If the World Cup inspires you, know that there is a way to get paid to watch sports: become a referee.
Ruben Seyde has worked as a referee since he was 11 years old. “It was my first source of ‘real’ money,” he says. The entrepreneur, who has officiated junior, amateur, NCAA and semi-pro football games, says the side hustle is a great way to exercise and stay connected to a sport he loves. Seyde was able to work at this young age under the same child labor laws that allow children to have paper routes or star in movies or TV shows.
Arbitration games are a side hustle that Seyde used to pay for college and continued into adulthood. This softened the blow and generated residual income when Seyde decided to quit his job to start his business. As more Americans grapple with a higher inflation-induced cost of living, having a side hustle tied to an industry you love is an increasingly popular solution.
If getting paid for referee matches sounds like something you might see yourself doing, here’s how it works.
The Side Hustle paid his way through college
Seyde has always felt drawn to secondary jostling. Becoming a referee and earning $500 a weekend was the opportunity he was looking for to make regular money.
“Eleven was the age you could enroll in the course and get certified, so my dad took me to do it,” he says. “I passed the test and started refereeing for 10 hours every Saturday and Sunday. At eleven, I didn’t have to ask my parents for anything, it was great.
During his freshman year of high school, Seyde says he began to take his high school job more seriously. He took courses to learn how to improve as a referee, listened to monthly seminars from professional referees on how to improve, and modified his wellness routine to improve his health and build the necessary stamina. football. His father, who had also been a referee, helped him develop his skills and asked Seyde to make sure he saved some of his earnings for emergencies, college and investing for the future. .
“I went to college and continued to officiate as a hustle,” says Seyde. “Instead of going out partying on the weekends and doing what typical college people do, I would work every weekend to umpire and still earn $500. This money eventually helped pay for my tuition and everything I needed, like food and housing, while attending Boston University.
Use your side hustle to keep career options open
Seyde graduated from college in 2018 and got a job as a paralegal. He did both the work and the side hustle until 2020 when he decided to quit his 9 to 5 to pursue starting a cannabis business. During the two years he juggled the two jobs, he put everything aside to build his emergency fund and his start-up sinking fund. He says his secondary earnings helped form the company’s initial investment, as he didn’t want to take loans, and taught him good saving habits.
“Very few people have parents who taught them about money, largely because most of their parents didn’t learn about money,” says Beau Henderson, retirement expert and CEO of Rich Life Advisors. . “I do retirement planning, and I can say firsthand that a lot of the hardships people face in their 50s and 60s could have been avoided if they had been taught financial literacy as they still had time and the power of compound interest on their side.” Henderson says an alarming number of people have little or no savings for retirement, and some of that distress can be avoided in future generations with knowledge of personal finance.
Starting a cannabis business means going through many regulatory steps to get the business legally registered. Meanwhile, Seyde says his hustle helped him pay his bills. He referees two games a day now while working in the company and occasionally goes to referee tournaments.
“It’s my outlet to get away from everyday life,” he says.
How to become a referee
To become a referee, you must complete a one-day course with your state’s governing association. Here’s the one Seyde did, for reference. After the course, you must pass a 50-question multiple-choice test based on what you have learned.
“When you take the course and pass the test, you’re certified as a basic umpire,” says Seyde. “The base is the entry level where you refer young children – the lowest level on the referee ladder.”
Here’s how it works:
- When you are certified, you are connected to “assigners” in your state.
- You send the assigners your availability, and they assign you the initial games.
- As you referee a few matches and gain experience, you have the opportunity to be assigned more matches and work with older, more established leagues.

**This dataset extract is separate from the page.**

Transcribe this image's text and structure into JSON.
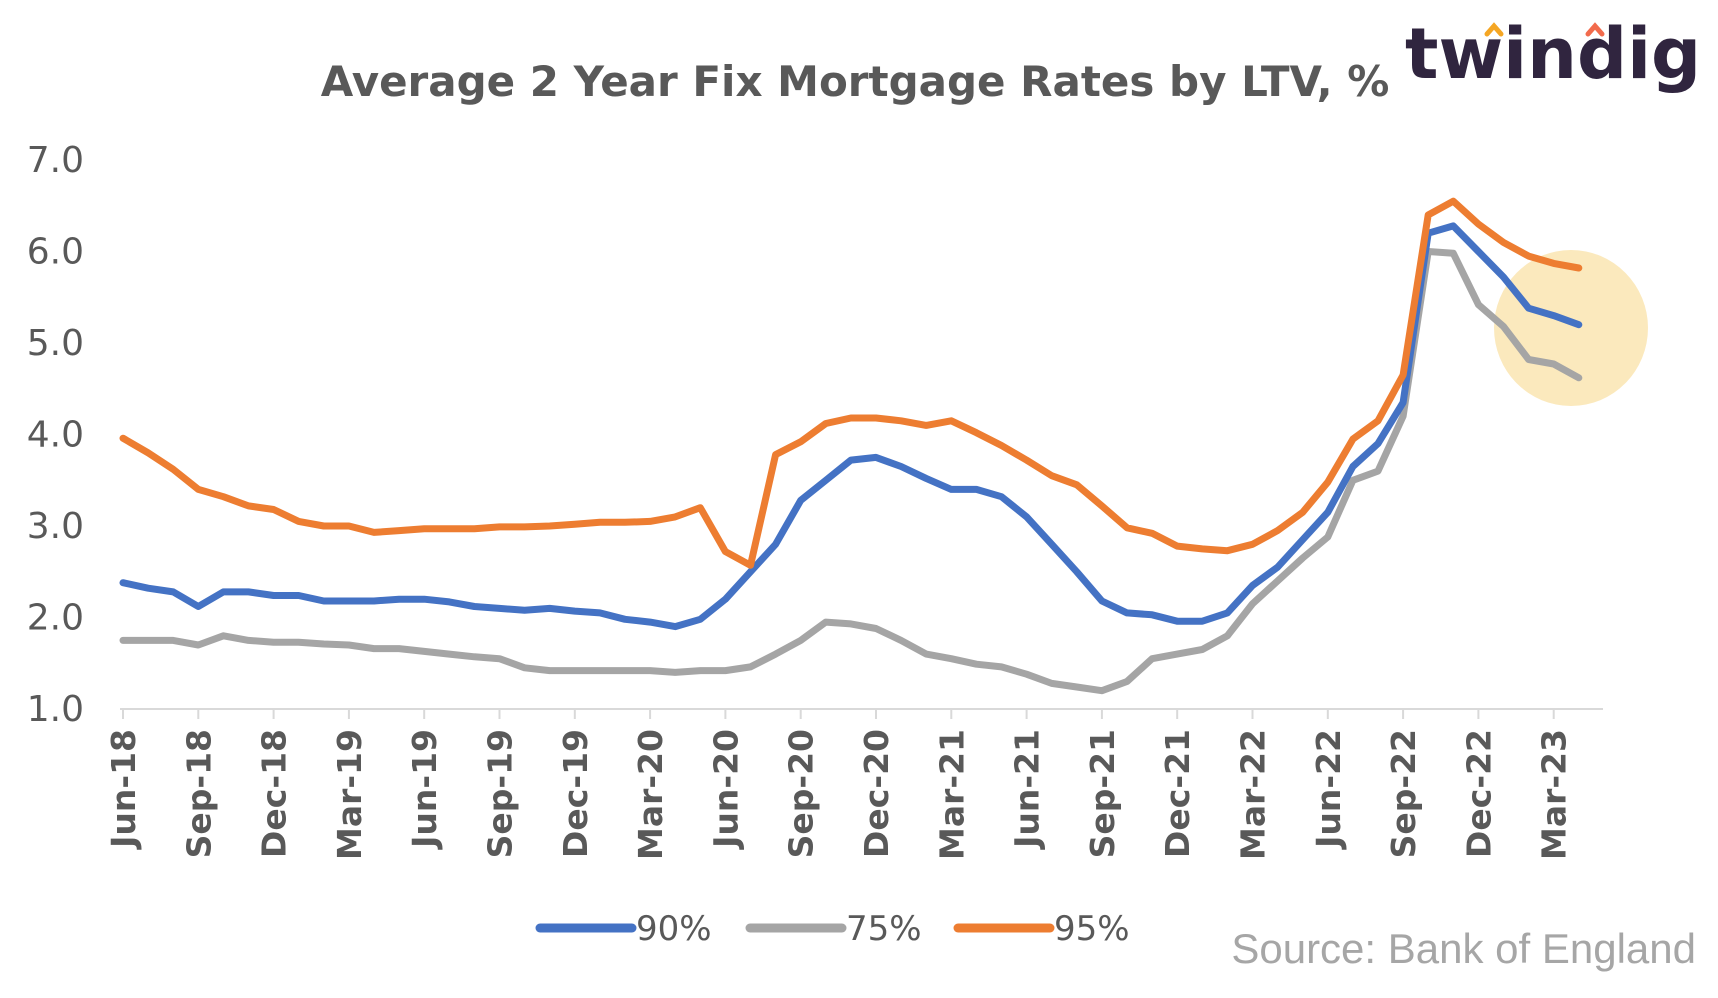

Seyde currently works with seven dispatchers for the leagues he referees. He says there is an excess of games and not enough referees, so there is an opportunity to be assigned many games. You earn $45 per game initially, he says, but the amount you earn increases as you move up the referee ranks. He also notes that this process is similar for referee jobs for other sports and leagues if football isn’t your thing.
Job openings for referees and umpires are expected to increase 32% by 2031, according to the Bureau of Labor Statistics. There will be approximately 3,600 planned openings for umpires and referees each year, on average, over the next decade.
Earn extra money doing what you love
Being a referee has been a constant in Seyde’s life. He learned how to make money at a young age, paid for college, and had a safety net in place when he decided to quit his job and start a business.
“Do it for fun and don’t focus on the money initially, because the money will always follow your passion,” says Seyde. “The transferors will give you a few games a week to see how you do. Once you’ve proven yourself, that side hustle could easily net $250-500 every weekend.
If you love sports, this might be the perfect scramble for you. A passion-based side hustle could be the key to paying off credit card debt, saving for the future, and creating long-term financial independence.